Stupid Profiling Watch: Whole Living? Pffft!
By Ken Magill
Targeted direct marketing is a beautiful thing. The most recent example in my household is how our incoming direct mail evolved after we moved from Manhattan into the Hudson Valley and began raising chickens.
My wife went from reading the New Yorker, the New York Daily News and Timeout New York to reading publications like Backyard Poultry.
Pretty soon she began seeing correspondingly appropriate offers for other publications, such as Hobby Farm Home, Hobby Farms and Urban Farmer.
The speed at which her direct mail pitches evolved with her changing profile was pretty darned impressive.

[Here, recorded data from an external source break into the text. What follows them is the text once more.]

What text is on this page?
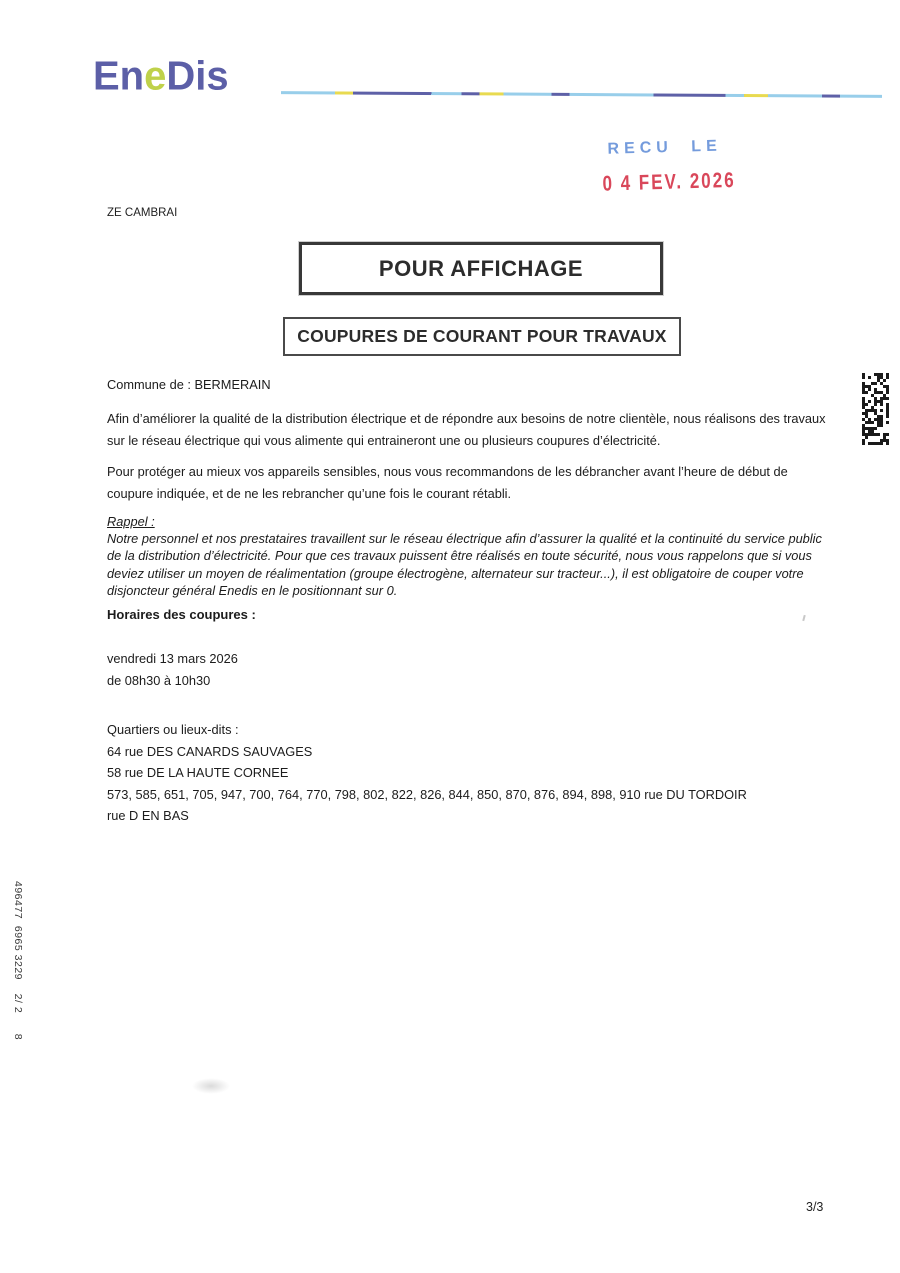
EneDis
RECU LE
0 4 FEV. 2026
ZE CAMBRAI
POUR AFFICHAGE
COUPURES DE COURANT POUR TRAVAUX
Commune de : BERMERAIN
Afin d’améliorer la qualité de la distribution électrique et de répondre aux besoins de notre clientèle, nous réalisons des travaux sur le réseau électrique qui vous alimente qui entraineront une ou plusieurs coupures d’électricité.
Pour protéger au mieux vos appareils sensibles, nous vous recommandons de les débrancher avant l’heure de début de coupure indiquée, et de ne les rebrancher qu’une fois le courant rétabli.
Rappel :
Notre personnel et nos prestataires travaillent sur le réseau électrique afin d’assurer la qualité et la continuité du service public de la distribution d’électricité. Pour que ces travaux puissent être réalisés en toute sécurité, nous vous rappelons que si vous deviez utiliser un moyen de réalimentation (groupe électrogène, alternateur sur tracteur...), il est obligatoire de couper votre disjoncteur général Enedis en le positionnant sur 0.
Horaires des coupures :
vendredi 13 mars 2026
de 08h30 à 10h30
Quartiers ou lieux-dits :
64 rue DES CANARDS SAUVAGES
58 rue DE LA HAUTE CORNEE
573, 585, 651, 705, 947, 700, 764, 770, 798, 802, 822, 826, 844, 850, 870, 876, 894, 898, 910 rue DU TORDOIR
rue D EN BAS
496477  6965 3229    2/ 2      8
3/3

But as we all know, direct marketing can also be way off target.
I, for example, recently received two complimentary issues of Whole Living, a Martha Stewart magazine that carries the tagline “Body + Soul in Balance.”
One of the features plugged on one of Whole Living’s covers was: “Couple Fights: Why You Have the Same One Every Time.”

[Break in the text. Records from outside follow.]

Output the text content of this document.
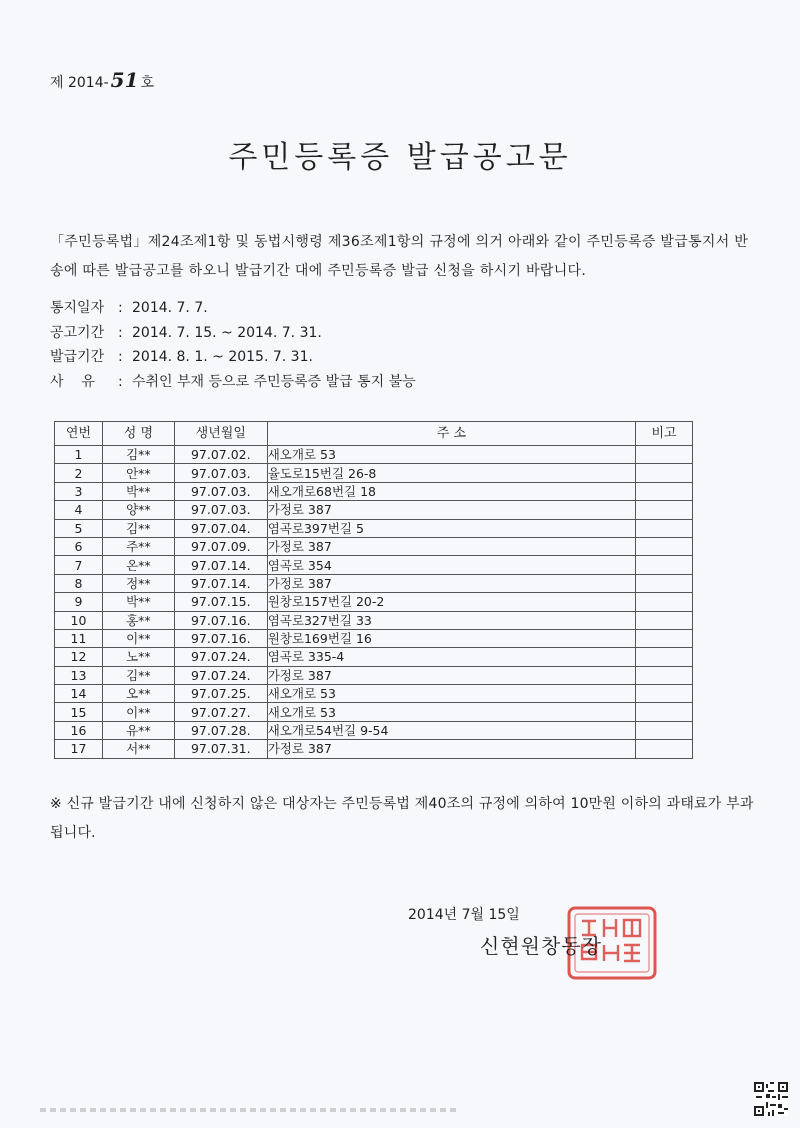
제 2014- 51 호
주민등록증 발급공고문
「주민등록법」제24조제1항 및 동법시행령 제36조제1항의 규정에 의거 아래와 같이 주민등록증 발급통지서 반송에 따른 발급공고를 하오니 발급기간 대에 주민등록증 발급 신청을 하시기 바랍니다.
통지일자 : 2014. 7. 7.
공고기간 : 2014. 7. 15. ~ 2014. 7. 31.
발급기간 : 2014. 8. 1. ~ 2015. 7. 31.
사    유	: 수취인 부재 등으로 주민등록증 발급 통지 불능
연번	성 명	생년월일	주 소	비고
1	김**	97.07.02.	새오개로 53	
2	안**	97.07.03.	율도로15번길 26-8	
3	박**	97.07.03.	새오개로68번길 18	
4	양**	97.07.03.	가정로 387	
5	김**	97.07.04.	염곡로397번길 5	
6	주**	97.07.09.	가정로 387	
7	온**	97.07.14.	염곡로 354	
8	정**	97.07.14.	가정로 387	
9	박**	97.07.15.	원창로157번길 20-2	
10	홍**	97.07.16.	염곡로327번길 33	
11	이**	97.07.16.	원창로169번길 16	
12	노**	97.07.24.	염곡로 335-4	
13	김**	97.07.24.	가정로 387	
14	오**	97.07.25.	새오개로 53	
15	이**	97.07.27.	새오개로 53	
16	유**	97.07.28.	새오개로54번길 9-54	
17	서**	97.07.31.	가정로 387	
※ 신규 발급기간 내에 신청하지 않은 대상자는 주민등록법 제40조의 규정에 의하여 10만원 이하의 과태료가 부과됩니다.
2014년 7월 15일
신현원창동장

“Because she keeps hiding my shit,” I thought. “Because he can’t put any of his shit away,” she no doubt thought.
I can’t think of a publication that could be more off target for me.
For example, I believe light beer should be an oxymoron and decaffeinated coffee is pointless. I drink my coffee with half-n-half. Whenever we visit family and friends who don’t use half-n-half, I bring my own.
I can’t for the life of me understand people who can drink the gray sockwater that results from putting skim milk in coffee. I don’t understand skim milk for that matter.
My biggest breakfast dilemmas are how the eggs should be cooked and whether they should be served with bacon, sausage, scrapple*, or some combination thereof.
As far as I’m concerned, low- and non-fat foods that traditionally contain fat are just wrong.
I believe in steaks that are well marbled and cooked no more than medium rare. Well-done steaks are a crime.
I like my spinach creamed.
My favorite salad in the world—so far—is the Savannah salad served at Virgil’s Real Barbecue in New York City. It has bacon cubes. When my wife refers to it, she makes air quotes with her fingers and calls it “salad.”
I drink too much. A lot. On purpose. It isn’t unusual for me to consume three different types of alcohol in the same evening, often at the same time.
Introspection to me amounts to little more than making decisions like whether I’m in a place where it’s okay to pull my boxers out of my crack. And as I get older, the answer is increasingly “yes.”
I smoke cigars often during the day and always during the evening. I don’t personally smoke cigarettes but believe those who want to should be able to do so until they spit out pieces of lung.
I believe there is little a pound of butter can’t improve with the exception of a very dry martini.
One of my life goals is to make a pilgrimage to Beaver’s restaurant in Houston, TX and devour a SpamWow! sandwich.
I avoid organic foods—with the exception of eggs from our own chickens.
If I thought hormones and fat would improve the taste of cigars, I’d combine them.
So, me? A fit for “Whole Living: Body + Soul in Balance?”
“Whole Hedonist: Screw it if it Doesn’t Make Me Happy” is more like it.
*For those who’ve never heard of it, scrapple is ground pork and cornmeal mush, cooked and shaped in a loaf pan, cooled, then sliced and browned in butter and/or its own fat. It’s prevalent in Pennsylvania, Delaware and Maryland, among other places. It tastes equally good with either syrup or ketchup.
Of Pennsylvania Dutch origin, scrapple is made of pieces of the pig unsuited for anything else. The best comfort foods invariably have their origins in deprivation and thrift, no?